Apache's sudo call to start PUN times out

Hello from rainy Oslo, Norway! First of all, thank you for this amazing project! I’ve been setting up OnDemand for our local cluster and it’s been going well - but I’ve hit one problem that I’m having a hard time figuring out.

When a user logs in “cold” (no PUN running), there is always a ~30 second delay.

Long story short, it’s caused by something systemd-related timing out trying to sudo:

Feb 17 09:10:19 ood-dev01.educloud.no sudo[417843]:   apache : TTY=unknown ; PWD=/ ; USER=root ; COMMAND=/opt/ood/nginx_stage/sbin/nginx_stage pun -u ec-buzh -a https%3a%2f%2food.educloud.no%3a443%2fnginx%2finit
Feb 17 09:10:20 ood-dev01.educloud.no systemd[1]: Started Session c1 of user root.
Feb 17 09:10:45 ood-dev01.educloud.no sudo[417843]: pam_systemd(sudo:session): Failed to create session: Connection timed out
Feb 17 09:10:45 ood-dev01.educloud.no sudo[417843]: pam_unix(sudo:session): session opened for user root by (uid=0)
Feb 17 09:10:45 ood-dev01.educloud.no sudo[417843]: pam_unix(sudo:session): session closed for user root
Feb 17 09:10:46 ood-dev01.educloud.no httpd[65310]: oida + exec
Feb 17 09:10:46 ood-dev01.educloud.no httpd[65310]: + exec

As you can see, there is a 25 second delay from “Started Session” until the pam_systemd(sudo:session) timeout. Once the PUN is running, everything is fine - it’s just that sudo call that delays things.

The “oida + exec” is there because I added some debug output to pun_proxy.lua trying to pin down where it happened:

    err = nginx_stage.pun(r, pun_stage_cmd, user, app_init_url, pun_pre_hook_exports, pun_pre_hook_root_cmd)
    if err then
      r.usleep(1000000) -- sleep for 1 second before trying again
      print("oida" .. " " .. err)
    end

I was initially thinking it happened in the lua script, but it turns out it must be something in systemd-logind or something related. It looks very similar to this old systemd issue:

However, it’s not exactly the same. Also it seems nobody else on the internet ever had that happen with sudo:session (or at least that’s what Google says).

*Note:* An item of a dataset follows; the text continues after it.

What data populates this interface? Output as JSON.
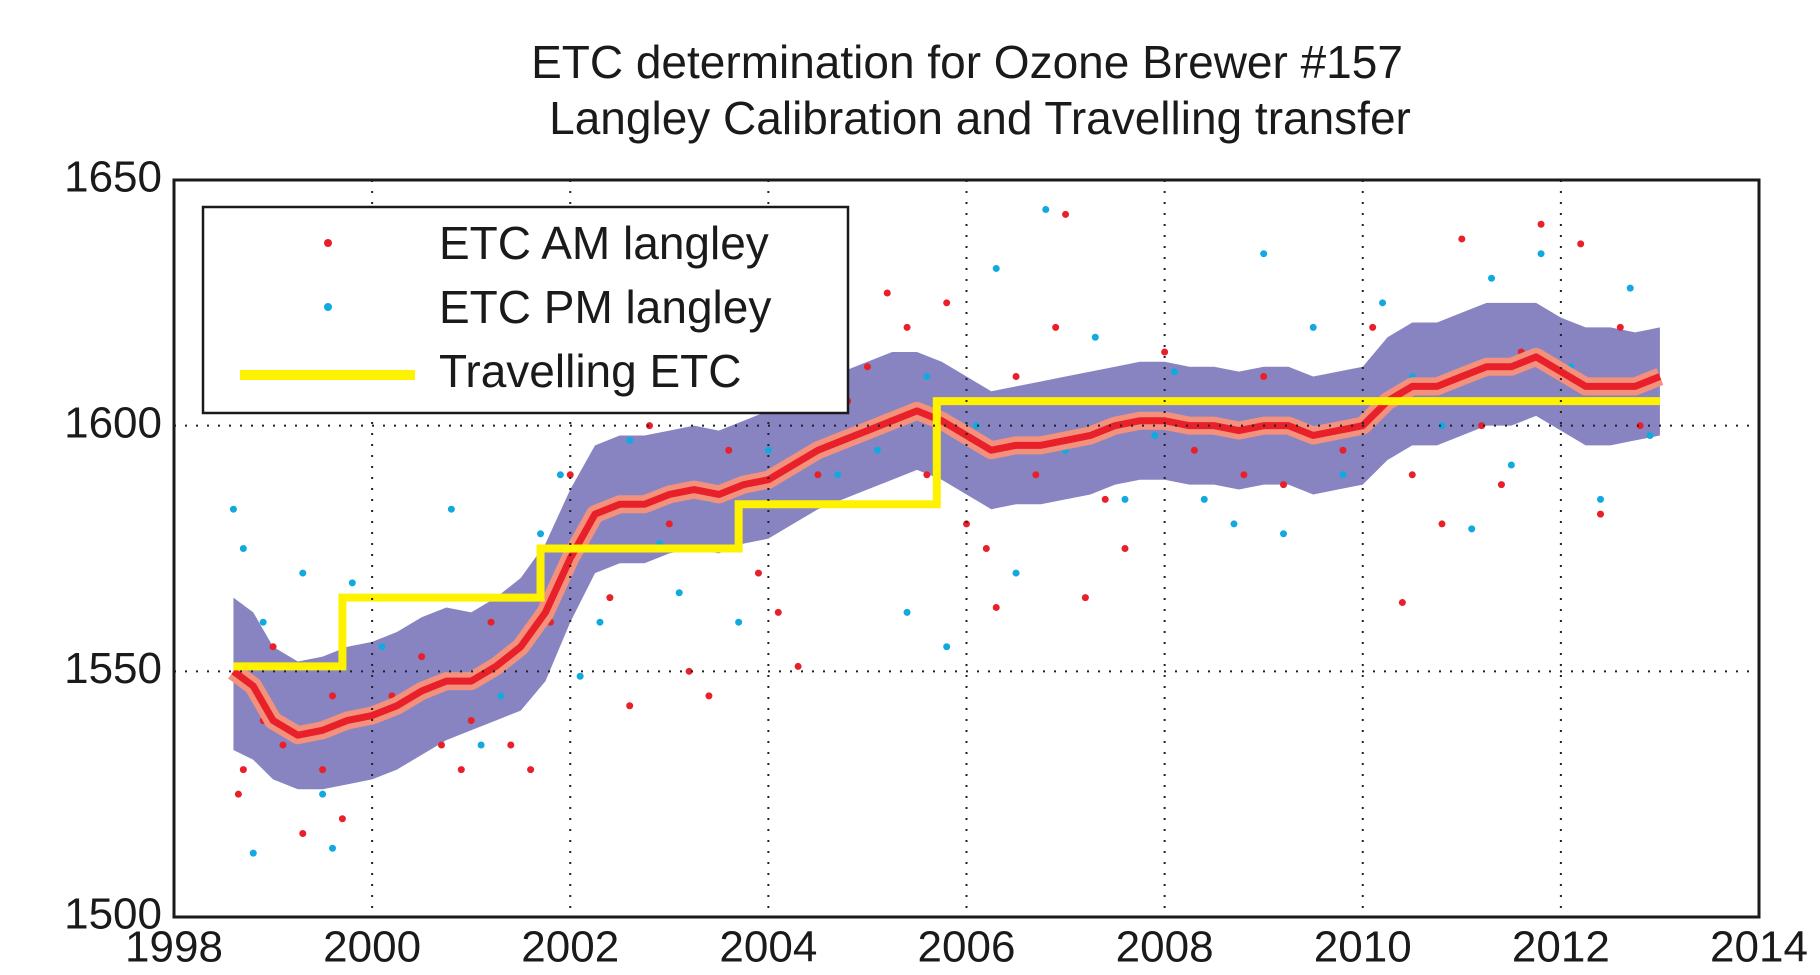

I tried adjusting dbus so that the timeouts that were around 25 seconds were shorter, hoping that it would help me further isolate the problem, but without luck - the sudo is still delayed by 25s every time.

Any ideas about what this could be?

I’m running RHEL 8.7 in vmware with OnDemand 2.0.29-1.

Best,
Andreas at the University of Oslo dept of Scientific Computing Services.

Hi and welcome!

Thank you for the detailed description.

I’m seeing the same results from google. That said, since it is a sudo:session I’m wondering if you can replicate with any of these commands?

sudo ls
sudo -u root ls

# or switch into root and issue sudo
sudo su - root 
sudo ls

It would seem the latter set of commands would really replicate. That is, the former are

pam_unix(sudo:session): session opened for user root by johrstrom(uid=0)

I.e., We need a sudo session opened for user root by user root, not the unprivileged user.

If that doesn’t replicate directly, here’s a suggestion on adding debugging in the OnDemand stack. Note that you should reset this all after you’re done. The idea here is to build some sort of wrapper script and execute that instead of nginx_stage directly.

Here’s the setting you need to modify.

pun_stage_cmd: /some/wrapper/that/can/strace

With a strace script that will strace sudo.

#!/bin/bash
# contents of  /some/wrapper/that/can/strace

strace -o /tmp/sudo_strace.out sudo /opt/ood/nginx_stage/sbin/nginx_stage $@

Note that you’ll have to modify your sudo rules to allow for this. Be sure to reset after you’ve completed debugging. Indeed you seem to be in the cloud, so I’d say re-roll the entire machine if you can.

https://osc.github.io/ood-documentation/latest/reference/files/ood-portal-yml.html

Thanks for the suggestions, Jeff.

Strace logs didn’t help me much, but I eventually figured out what was going on: selinux!

The denials were filtered out by the default settings on EL8, but after doing semodule -DB it turned out that httpd_t was denied the net_admin capability. I just confirmed that allow httpd_t self:capability net_admin removes the delay I was seeing.

I’ll be setting up another OOD instance from scratch in a week or two, and I’ll check to see if the same problems happens, and if I can I will update this issue so others can benefit. For now I basically did:

semodule -DB
# log into a fresh session here
audit2allow -a -M ood_sudo
semodule -i ood_sudo.pp
semodule -B

:man_facepalming: of course it’s something simple. Glad to hear you got it figured out.

This topic was automatically closed 180 days after the last reply. New replies are no longer allowed.